While those policies have had mixed success in maintaining Black and Hispanic enrollment levels, several colleges said they admitted record numbers of low-income students this fall.
At the flagship University of Virginia, Inside Higher Ed found the share of underrepresented minorities — including Asian-Americans — held steady at 18.6% this fall, even though non-White students dropped from 40.2% to 38.8% of the entering class.
Deputy spokesperson Bethanie Glover credited increased financial aid and a program the public university launched to target “Virginia high schools with high rates of socioeconomic disadvantage and low rates of UVA applications and enrollment.”
“Students who may not have believed college was an option were encouraged to apply to UVA thanks to this program,” Ms. Glover said.
At Tulane University in New Orleans, the share of White students fell from 68% to 64% this fall, Asian-Americans decreased from 6% to 5% and Hispanics fell from 14% to 12%. Black students rose from 5% to 6%.
Tulane spokesman Michael Strecker said the private school nevertheless experienced historic growth in low-income and first-generation students after committing itself to “strictly adhering to the Supreme Court’s ruling.”
“Our decrease in racial diversity in the Class of 2028 was disappointing, but modest,” Mr. Strecker said. “We remain committed to enrolling students with the strongest academic credentials and the strongest impact outside the classroom.”
In the Northeast, the database found the share of White students entering private Boston University held steady at 29% this fall while Asian students grew from 18% to 21%. Black students dropped from 9% to 3% of the new class and Hispanics dipped from 13% to 12%.
Peter Wood, a former associate provost at Boston University who leads the conservative National Association of Scholars, said such changes show the Supreme Court correctly ruled that affirmative action policies discriminated against qualified Asian-American applicants.

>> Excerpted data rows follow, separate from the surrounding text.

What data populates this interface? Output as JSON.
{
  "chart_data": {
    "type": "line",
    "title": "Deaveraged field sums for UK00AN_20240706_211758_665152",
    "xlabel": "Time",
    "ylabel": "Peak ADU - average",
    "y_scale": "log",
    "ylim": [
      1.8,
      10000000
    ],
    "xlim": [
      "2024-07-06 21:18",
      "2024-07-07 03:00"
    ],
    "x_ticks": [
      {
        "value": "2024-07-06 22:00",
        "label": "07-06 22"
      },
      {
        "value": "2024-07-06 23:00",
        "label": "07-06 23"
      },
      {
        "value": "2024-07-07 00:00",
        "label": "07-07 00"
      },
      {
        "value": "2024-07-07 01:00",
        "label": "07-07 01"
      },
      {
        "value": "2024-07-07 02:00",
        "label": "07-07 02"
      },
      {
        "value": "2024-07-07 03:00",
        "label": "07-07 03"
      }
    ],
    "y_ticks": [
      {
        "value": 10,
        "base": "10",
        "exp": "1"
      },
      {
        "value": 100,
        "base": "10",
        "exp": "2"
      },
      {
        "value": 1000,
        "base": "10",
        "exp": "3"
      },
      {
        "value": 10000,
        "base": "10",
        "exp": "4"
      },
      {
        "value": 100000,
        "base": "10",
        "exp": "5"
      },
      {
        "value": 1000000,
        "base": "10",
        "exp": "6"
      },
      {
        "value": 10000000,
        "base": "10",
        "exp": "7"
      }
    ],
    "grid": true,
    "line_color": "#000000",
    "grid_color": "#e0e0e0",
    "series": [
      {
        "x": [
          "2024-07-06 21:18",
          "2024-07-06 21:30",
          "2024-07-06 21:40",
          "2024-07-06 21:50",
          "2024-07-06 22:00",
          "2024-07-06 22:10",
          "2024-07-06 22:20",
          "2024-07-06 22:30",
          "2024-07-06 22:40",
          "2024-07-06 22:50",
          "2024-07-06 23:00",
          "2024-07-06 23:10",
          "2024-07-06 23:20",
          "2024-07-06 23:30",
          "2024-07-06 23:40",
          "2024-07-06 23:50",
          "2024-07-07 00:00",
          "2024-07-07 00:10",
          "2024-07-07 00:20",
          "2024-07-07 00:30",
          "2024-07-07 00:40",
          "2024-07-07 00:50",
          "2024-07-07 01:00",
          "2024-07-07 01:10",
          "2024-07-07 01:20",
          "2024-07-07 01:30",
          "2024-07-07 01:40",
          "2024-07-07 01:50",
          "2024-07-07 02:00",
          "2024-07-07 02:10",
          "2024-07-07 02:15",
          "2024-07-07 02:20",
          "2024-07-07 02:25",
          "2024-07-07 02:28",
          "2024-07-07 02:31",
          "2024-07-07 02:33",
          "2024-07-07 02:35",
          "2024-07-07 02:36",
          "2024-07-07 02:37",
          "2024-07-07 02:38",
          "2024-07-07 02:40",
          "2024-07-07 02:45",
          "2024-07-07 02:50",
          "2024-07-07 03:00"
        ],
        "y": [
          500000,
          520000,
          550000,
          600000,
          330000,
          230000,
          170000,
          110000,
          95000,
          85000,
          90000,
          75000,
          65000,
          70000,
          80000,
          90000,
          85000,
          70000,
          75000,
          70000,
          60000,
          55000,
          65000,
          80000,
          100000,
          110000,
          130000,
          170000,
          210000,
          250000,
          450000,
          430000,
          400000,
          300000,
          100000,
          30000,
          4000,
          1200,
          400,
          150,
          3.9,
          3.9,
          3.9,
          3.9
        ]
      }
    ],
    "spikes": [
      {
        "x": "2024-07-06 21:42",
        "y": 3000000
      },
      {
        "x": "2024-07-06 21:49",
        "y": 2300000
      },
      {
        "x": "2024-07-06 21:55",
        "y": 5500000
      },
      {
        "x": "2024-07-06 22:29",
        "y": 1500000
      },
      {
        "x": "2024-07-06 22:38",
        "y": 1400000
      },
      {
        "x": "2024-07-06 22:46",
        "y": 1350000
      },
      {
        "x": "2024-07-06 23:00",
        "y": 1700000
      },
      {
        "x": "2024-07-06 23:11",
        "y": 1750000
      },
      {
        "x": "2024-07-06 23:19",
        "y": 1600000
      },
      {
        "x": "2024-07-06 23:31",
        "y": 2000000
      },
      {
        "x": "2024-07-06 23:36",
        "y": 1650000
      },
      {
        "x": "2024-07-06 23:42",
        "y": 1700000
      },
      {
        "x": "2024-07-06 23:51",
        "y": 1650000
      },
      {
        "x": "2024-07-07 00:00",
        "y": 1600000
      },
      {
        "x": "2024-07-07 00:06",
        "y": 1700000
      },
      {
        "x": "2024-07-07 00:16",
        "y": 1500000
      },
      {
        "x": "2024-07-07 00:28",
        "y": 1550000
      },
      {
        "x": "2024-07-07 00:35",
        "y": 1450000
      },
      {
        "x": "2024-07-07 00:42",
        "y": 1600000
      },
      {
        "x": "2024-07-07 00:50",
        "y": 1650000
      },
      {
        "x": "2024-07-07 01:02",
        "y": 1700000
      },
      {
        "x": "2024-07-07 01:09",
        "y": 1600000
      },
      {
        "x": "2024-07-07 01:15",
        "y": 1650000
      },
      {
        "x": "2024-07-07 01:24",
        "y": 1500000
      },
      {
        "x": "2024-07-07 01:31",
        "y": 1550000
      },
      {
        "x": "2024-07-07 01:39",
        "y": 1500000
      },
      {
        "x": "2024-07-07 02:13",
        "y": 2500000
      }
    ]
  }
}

“The findings vindicate the ruling, because where the universities have taken the ruling seriously, the ethnic composition of the freshmen classes has changed dramatically,” Mr. Wood said. “That shows that the court was right to see that universities were relying on illegal racial preferences to achieve the demography they wanted.”
The other universities included in the Inside Higher Ed database are Amherst, Boston College, Bowdoin, Cal Tech, Columbia, Cornell, Dartmouth, Emory, Haverford, Johns Hopkins, Middlebury, Pomona, Princeton, Rice, the University of North Carolina at Chapel Hill, Washington University in St. Louis and Williams.
Roughly a dozen of these schools responded to emails from The Washington Times to confirm their enrollment numbers. The others — including Harvard, Yale, MIT and Stanford — did not.
According to experts on both sides of the issue, diversity proponents are likely to keep pushing the limits of the high court’s ruling.
“As a Latino licensed psychologist, I see diversity as essential in higher education,” said Eugene Dilan, a California-based business consultant specializing in equity, inclusion and diversity. “It enriches learning by encouraging students to challenge biases, build empathy and develop global competencies.”
William A. Jacobson, a Cornell law professor who has argued that intellectual diversity fosters a better learning environment than racial diversity, said the Supreme Court decision upheld the right of “each individual … to be treated fairly and equally” in college admissions.
Underrepresented minorities fell from 29.3% of last year’s entering class at Cornell to 19.6% this fall, as the overall share of non-White students dropped from 65.6% to 58.1%, according to the database.
“So there is nothing for anyone to do other than treat each individual as an individual, not as a proxy for group identity,” Mr. Jacobson said.